Inspired by his own fight with cancer, Newmarket resident Nic Ahola is preparing for the fourth annual Newmarket Multiple Myeloma March Sept. 25.
Ahola and his wife, Kristy, started the march to raise funds for research and to raise awareness of the blood cancer — which even he had never heard of until he was diagnosed with it in 2016.
"It all started when I went to the doctor's for a routine check," he said. "There was abnormalities in my blood and we ended up starting to investigate that a little bit."
Ahola was referred to an oncologist and had a biopsy done from his hip, which determined that he has multiple myeloma.
"I didn't know anything about what it was. So we started doing some research about it and understanding what it was and realizing that it's an incurable cancer and is a blood cancer and so again, I didn't really realize what I was in for because I was stable at the time," he said.
He remained stable for about two years, he said, but in 2018 things got rapidly worse. It was around his wife's 40th birthday and they were hosting a party. While setting up, Ahola said his back was bothering him but he tried to brush it off. As the days went by, it got progressively worse.
Shortly after the party, they were set to go on a trip to Las Vegas, however, Ahola said his pain continued to worsen and he lost function in one of his arms. He went to the emergency room the day before departing and had some x-rays. He said he was told it was a frozen shoulder, and while it was painful, it would go away.
"So we flew to Vegas and the pain got worse and worse and worse and total total trip was terrible," he said.
They came home to find a note from the hospital informing them to contact his oncologist. He said the x-rays showed a number of fractures all over his body.
"I ended up having these holes in my bones. That's how myeloma attacks the bones, so it creates kind of like craters in the bones that weakens them and that's how they break. So that was the start of everything," he said.
Ahola said he had fractures in his spine, ribs, shoulders and collarbone and had been walking around with a broken back.
"The pain was so excruciating that I don't even know what to compare it to," he said.
That was the first time his myeloma became active.
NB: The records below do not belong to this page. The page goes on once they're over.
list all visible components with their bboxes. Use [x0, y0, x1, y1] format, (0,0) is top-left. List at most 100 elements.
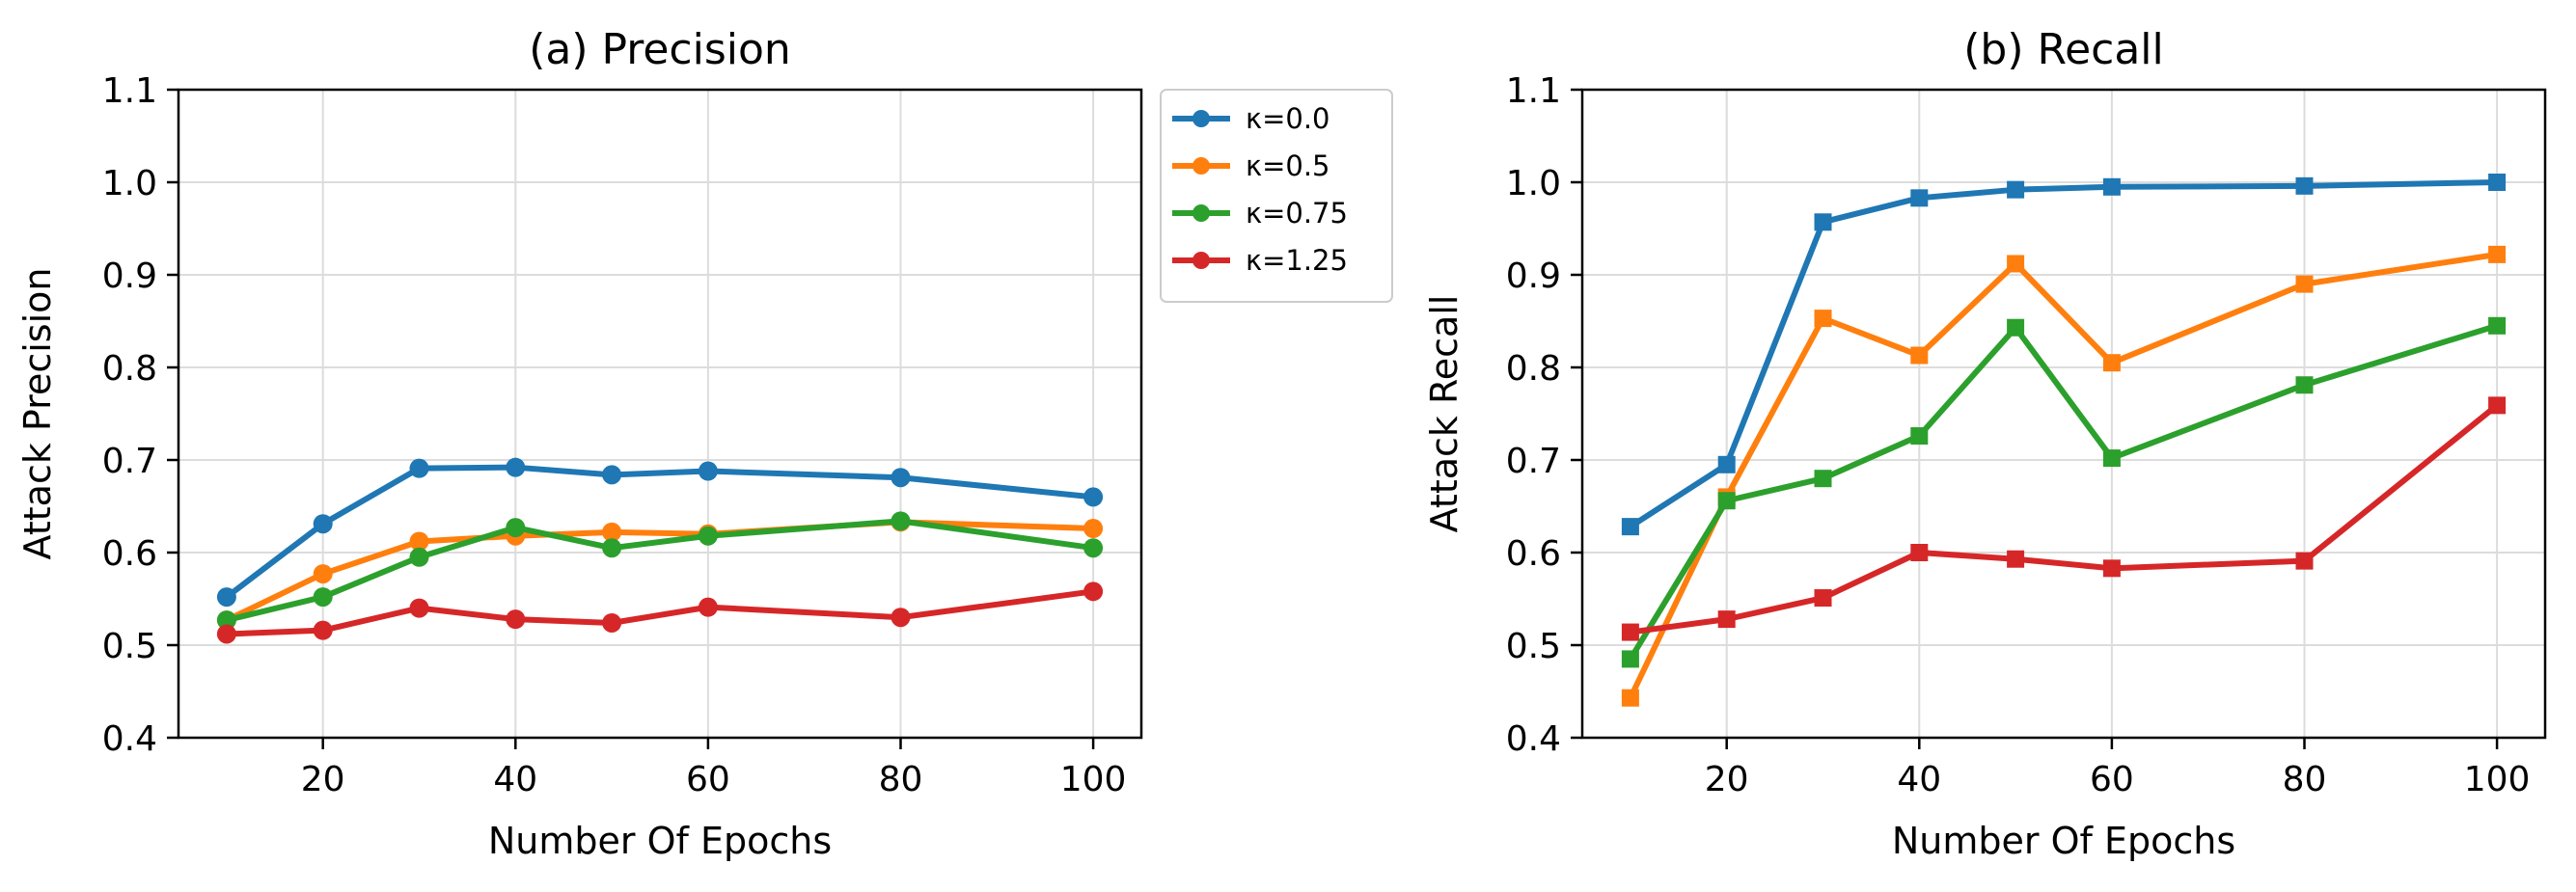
data-point — [2295, 552, 2314, 570]
data-point — [409, 547, 429, 567]
data-point — [1717, 492, 1736, 510]
data-point — [698, 526, 718, 546]
y-tick-label: 0.4 — [1506, 719, 1561, 759]
series-line-2 — [223, 518, 1097, 624]
y-tick-label: 0.6 — [102, 534, 157, 574]
legend-label: κ=1.25 — [1246, 244, 1348, 277]
data-point — [1814, 470, 1832, 488]
data-point — [313, 564, 333, 584]
y-tick-label: 0.4 — [102, 719, 157, 759]
data-point — [1083, 581, 1104, 602]
data-point — [1621, 689, 1639, 707]
y-tick-label: 0.8 — [102, 349, 157, 389]
data-point — [602, 465, 622, 485]
x-tick-label: 40 — [493, 760, 537, 799]
data-point — [313, 587, 333, 608]
plot-frame — [177, 88, 1143, 740]
legend-marker — [1192, 204, 1210, 222]
x-tick-label: 80 — [879, 760, 923, 799]
series-line-0 — [223, 464, 1097, 601]
y-tick-label: 0.9 — [102, 257, 157, 296]
data-point — [1083, 538, 1104, 558]
y-axis-label: Attack Precision — [16, 268, 59, 560]
x-tick-label: 60 — [686, 760, 730, 799]
data-point — [1910, 189, 1929, 207]
data-point — [891, 511, 911, 531]
legend-marker — [1192, 110, 1210, 127]
x-tick-label: 20 — [1705, 760, 1749, 799]
data-point — [891, 468, 911, 488]
data-point — [506, 609, 526, 630]
data-point — [1621, 650, 1639, 668]
series-line-1 — [1627, 251, 2501, 701]
data-point — [506, 518, 526, 538]
data-point — [1717, 455, 1736, 473]
data-point — [216, 610, 236, 631]
data-point — [2488, 174, 2507, 191]
series-line-0 — [1627, 179, 2501, 530]
plot-frame — [1580, 88, 2547, 740]
precision-chart: 20 40 60 80 100 0.4 0.5 0.6 0.7 0.8 0.9 1.0 1.1 (a) P… — [16, 25, 1393, 862]
legend-box — [1160, 89, 1393, 303]
data-point — [2102, 354, 2121, 372]
data-point — [1717, 610, 1736, 629]
data-point — [602, 538, 622, 558]
data-point — [698, 461, 718, 481]
y-tick-label: 0.5 — [1506, 627, 1561, 666]
data-point — [2295, 376, 2314, 394]
data-point — [1814, 589, 1832, 608]
y-tick-label: 1.1 — [102, 71, 157, 111]
legend-label: κ=0.0 — [1246, 102, 1330, 135]
chart-title: (b) Recall — [1963, 25, 2164, 74]
series-line-1 — [223, 519, 1097, 624]
data-point — [1083, 519, 1104, 539]
data-point — [891, 608, 911, 628]
data-point — [409, 458, 429, 478]
data-point — [1910, 544, 1929, 561]
y-tick-label: 1.0 — [1506, 164, 1561, 203]
series-line-2 — [1627, 322, 2501, 662]
y-tick-label: 0.6 — [1506, 534, 1561, 574]
series-line-3 — [1627, 402, 2501, 635]
legend-marker — [1192, 157, 1210, 175]
y-tick-label: 0.5 — [102, 627, 157, 666]
recall-chart: 20 40 60 80 100 0.4 0.5 0.6 0.7 0.8 0.9 1.0 1.1 (b) R… — [1423, 25, 2547, 862]
x-tick-label: 60 — [2090, 760, 2134, 799]
data-point — [2102, 177, 2121, 196]
data-point — [2102, 559, 2121, 578]
x-tick-label: 40 — [1897, 760, 1941, 799]
legend-label: κ=0.5 — [1246, 149, 1330, 182]
x-tick-label: 100 — [1060, 760, 1127, 799]
data-point — [1910, 346, 1929, 365]
data-point — [2295, 275, 2314, 293]
x-axis-label: Number Of Epochs — [488, 820, 832, 862]
data-point — [313, 620, 333, 640]
data-point — [313, 514, 333, 534]
data-point — [1083, 487, 1104, 507]
data-point — [2007, 255, 2025, 273]
legend: κ=0.0 κ=0.5 κ=0.75 κ=1.25 — [1160, 89, 1393, 303]
data-point — [2295, 176, 2314, 195]
legend-label: κ=0.75 — [1246, 197, 1348, 230]
data-point — [2488, 316, 2507, 335]
y-tick-label: 0.8 — [1506, 349, 1561, 389]
series-line-3 — [223, 588, 1097, 637]
y-tick-label: 1.0 — [102, 164, 157, 203]
y-tick-label: 0.7 — [102, 442, 157, 481]
data-point — [2488, 245, 2507, 263]
data-point — [1621, 623, 1639, 641]
data-point — [216, 624, 236, 644]
y-axis-label: Attack Recall — [1423, 295, 1466, 533]
y-tick-label: 1.1 — [1506, 71, 1561, 111]
data-point — [1814, 310, 1832, 328]
legend-marker — [1192, 252, 1210, 269]
data-point — [216, 587, 236, 608]
data-point — [2102, 449, 2121, 468]
data-point — [602, 612, 622, 633]
x-axis-label: Number Of Epochs — [1892, 820, 2235, 862]
data-point — [1814, 213, 1832, 231]
data-point — [2007, 318, 2025, 337]
data-point — [409, 531, 429, 552]
data-point — [698, 597, 718, 617]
He went in for a round of treatments and had surgery on his back that he said reduced his pain by about 75 per cent, a massive improvement. The cancer never truly goes away as it's incurable but it went into remission for a few years.
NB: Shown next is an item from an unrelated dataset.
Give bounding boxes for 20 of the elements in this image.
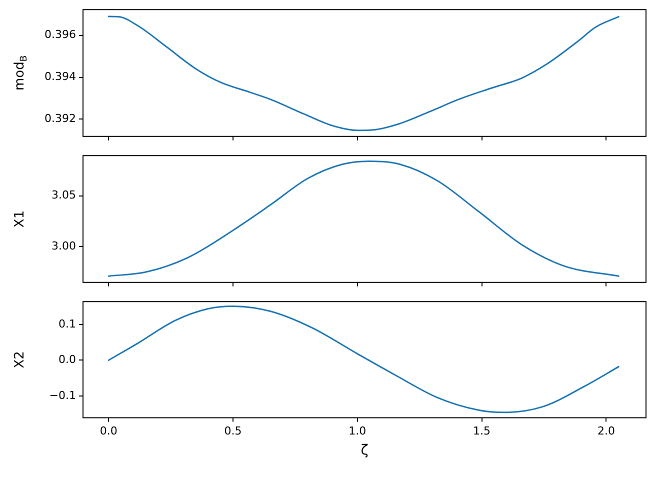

Just this past July, it became active again but Ahola said knowing what to expect this time around meant they could get ahead of it more and combat the pain before it got too bad. He is now on another regimen of chemotherapy.
He said when he was first diagnosed, it was surreal to think that it's an incurable cancer.
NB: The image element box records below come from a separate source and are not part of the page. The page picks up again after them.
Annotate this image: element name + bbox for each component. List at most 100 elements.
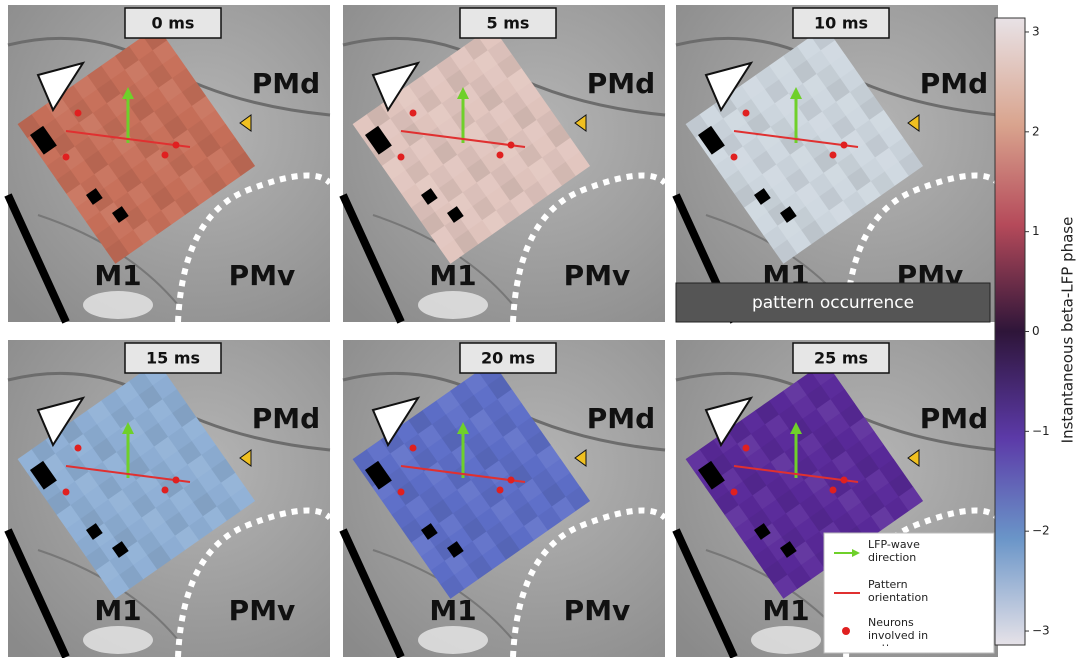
- banner: [675, 282, 991, 323]
- neuron: [840, 141, 848, 149]
- phase-map: [352, 26, 591, 264]
- sulcus: [4, 193, 70, 324]
- phase-shade: [230, 151, 256, 177]
- wave-direction-head: [457, 422, 469, 434]
- region-label: PMd: [920, 402, 988, 435]
- legend: LFP-wave direction Pattern orientation Neu…: [823, 532, 995, 654]
- time-label: 5 ms: [487, 14, 530, 33]
- colorbar-tick-label: 2: [1032, 124, 1040, 138]
- neuron: [840, 476, 848, 484]
- phase-shade: [898, 151, 924, 177]
- banner-label: pattern occurrence: [752, 293, 914, 313]
- orientation-marker-small: [907, 449, 920, 467]
- phase-cell: [565, 151, 591, 177]
- neuron: [397, 488, 405, 496]
- colorbar-tick-label: 3: [1032, 24, 1040, 38]
- array-corner: [421, 523, 438, 540]
- orientation-marker: [704, 396, 754, 448]
- area-border: [175, 172, 333, 323]
- bright-spot: [83, 626, 153, 654]
- region-label: PMd: [252, 402, 320, 435]
- region-label: M1: [94, 594, 141, 627]
- region-label: M1: [429, 594, 476, 627]
- array-corner: [447, 206, 464, 223]
- region-label: M1: [429, 259, 476, 292]
- colorbar-tick-label: −2: [1032, 524, 1050, 538]
- legend-entry-box: Pattern orientation: [868, 578, 929, 604]
- phase-map: [17, 361, 256, 599]
- neuron: [172, 476, 180, 484]
- region-label: PMv: [564, 594, 631, 627]
- time-box: [792, 342, 890, 374]
- area-border: [510, 507, 668, 658]
- legend-entry-box: Neurons involved in pattern: [868, 616, 928, 646]
- colorbar-tick-label: 1: [1032, 224, 1040, 238]
- region-label: PMv: [229, 259, 296, 292]
- array-corner: [447, 541, 464, 558]
- wave-direction-head: [457, 87, 469, 99]
- sulcus: [4, 528, 70, 658]
- neuron: [730, 153, 738, 161]
- array-corner: [365, 460, 392, 490]
- region-label: M1: [94, 259, 141, 292]
- array-corner: [30, 460, 57, 490]
- time-label: 10 ms: [814, 14, 868, 33]
- neuron: [74, 444, 82, 452]
- array-corner: [754, 188, 771, 205]
- area-border: [175, 507, 333, 658]
- colorbar-tick-label: 0: [1032, 324, 1040, 338]
- array-corner: [780, 206, 797, 223]
- wave-direction-head: [790, 87, 802, 99]
- orientation-marker-small: [239, 449, 252, 467]
- legend-dot: [842, 627, 850, 635]
- wave-direction-head: [790, 422, 802, 434]
- orientation-marker-small: [239, 114, 252, 132]
- pattern-orientation: [400, 130, 526, 148]
- array-corner: [112, 206, 129, 223]
- time-box: [792, 7, 890, 39]
- phase-shade: [898, 486, 924, 512]
- time-label: 25 ms: [814, 349, 868, 368]
- array-corner: [365, 125, 392, 155]
- time-label: 15 ms: [146, 349, 200, 368]
- neuron: [172, 141, 180, 149]
- legend-entry: Pattern orientation: [868, 578, 929, 604]
- pattern-orientation: [65, 465, 191, 483]
- neuron: [409, 109, 417, 117]
- panel: 20 ms PMd M1 PMv: [339, 340, 668, 658]
- time-label: 20 ms: [481, 349, 535, 368]
- region-label: PMd: [587, 67, 655, 100]
- array-corner: [112, 541, 129, 558]
- orientation-marker: [371, 61, 421, 113]
- region-label: M1: [762, 594, 809, 627]
- time-box: [459, 342, 557, 374]
- orientation-marker: [36, 61, 86, 113]
- legend-entry: LFP-wave direction: [868, 538, 920, 564]
- bright-spot: [751, 626, 821, 654]
- legend-entry-box: LFP-wave direction: [868, 538, 920, 564]
- neuron: [62, 488, 70, 496]
- phase-cell: [898, 486, 924, 512]
- panel: 5 ms PMd M1 PMv: [339, 5, 668, 324]
- area-border: [510, 172, 668, 323]
- time-box: [124, 342, 222, 374]
- colorbar-label: Instantaneous beta-LFP phase: [1059, 217, 1077, 444]
- phase-cell: [230, 486, 256, 512]
- orientation-marker: [704, 61, 754, 113]
- neuron: [829, 151, 837, 159]
- array-corner: [86, 188, 103, 205]
- sulcus: [672, 528, 738, 658]
- orientation-marker-small: [574, 449, 587, 467]
- phase-shade: [565, 486, 591, 512]
- time-box: [124, 7, 222, 39]
- array-corner: [698, 125, 725, 155]
- pattern-orientation: [733, 465, 859, 483]
- colorbar-tick-label: −1: [1032, 424, 1050, 438]
- neuron: [507, 141, 515, 149]
- time-box: [459, 7, 557, 39]
- region-label: PMd: [920, 67, 988, 100]
- array-corner: [30, 125, 57, 155]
"We didn't know about this cancer. We didn't know anything about it. So as soon as you hear the words that it's incurable, it's like, oh, OK, well I'm dying then," he said.
However, in the past several years, he and Kristy have been researching and trying to learn about multiple myeloma as well as raising awareness and funds for research. That's why they started the Newmarket Multiple Myeloma March in 2019.
"My wife is really the ringleader of it. She started it. She's the one that was really pushing for, you know, trying to raise funds for research and she's the one who does all the research on our behalf," Ahola said. "I'm so lucky to have a partner like my wife because her focus is looking after me and raising funds for this march and organizing it, where I'm able to focus on my treatments right now."
The march takes place Sept. 25 at 9 a.m. at Riverwalk Commons in Newmarket. The three kilometre and five-kilometre routes will lead participants around the Fairy Lake area. The past two years, the march has been virtual but it will be an in-person event this year.
It aims to raise $50,000 for Myeloma Canada, an non-profit organization that funds the Canadian Myeloma Research Group.
"Every year, we’re getting closer to finding a cure,” said Martine Elias, executive director of Myeloma Canada. “That’s why the funds raised at the Newmarket March are so critical. They’ll help to keep myeloma research moving forward and to improve the lives of Canadians impacted by this devastating disease.”
Ahola said all the work being done by doctors and researchers gives him hope that myeloma could become a chronic disease rather than seen as incurable.
"I'll take that in a heartbeat over anything that's going on rather than having cancer and feeling the doom," he said.
On top of raising funds for research, Ahola said he wants to raise awareness about this cancer, which is the second most common blood cancer, and tell people about the importance of early diagnosis.
"For me, I would never have known if I didn't go for my regular physical. So it all stemmed from that and seeing the blood work come back abnormal," he said. "There's the awareness part that we're trying to get out, as well about the physicals and trying to catch things before they happen."
Despite currently undergoing treatments, Ahola said he will be participating in the walk on Sept. 25. You can register for the walk or donate to the cause online.